Karena terlalu gembira, Anya langsung melompat dan spontan memeluk Aiden. Tangannya melingkari leher Aiden dan senyum lebar terpampang di wajahnya.

"Terima kasih!" katanya dengan suara yang sedikit keras karena terlalu bersemangat.

Aiden terkejut untuk sejenak, namun ia langsung membalas pelukan itu dengan erat. Ia menguburkan wajahnya di bahu Anya, menghirup aroma tubuh wanita itu yang harum. Kalau Anya senang, ia juga akan merasa senang …

Setelah merasakan tangan Aiden memeluk tubuhnya dengan erat, Anya baru sadar apa yang telah ia lakukan. Ia mundur dan menarik dirinya dari Aiden, membuat Aiden kehilangan kehangatan yang baru saja ia rasakan. Namun Aiden tidak merasa kesal. Malah senyum tipis muncul di wajahnya ketika ia melihat wajah Anya.

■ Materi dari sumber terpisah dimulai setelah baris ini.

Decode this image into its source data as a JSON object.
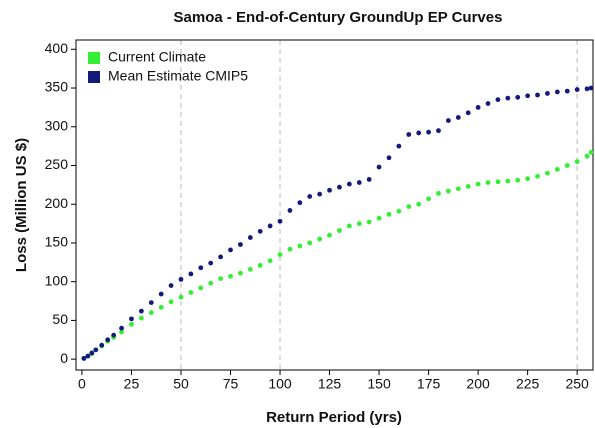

Wanita itu terlihat malu-malu sehingga wajahnya sedikit memerah. Sepertinya, perlahan-lahan wanita itu mulai menyadari keberadaannya, sebagai seorang pria bukan sebagai teman. Ia sangat menyukai wajah yang malu-malu itu …

Mungkin status mereka sebagai pacar juga membantu Anya menyadari bahwa mereka memiliki hubungan yang lebih, bukan hanya sekedar teman.

Anya langsung bangkit berdiri dengan salah tingkah, berusaha untuk menutupi rasa malu yang ia rasakan saat ini.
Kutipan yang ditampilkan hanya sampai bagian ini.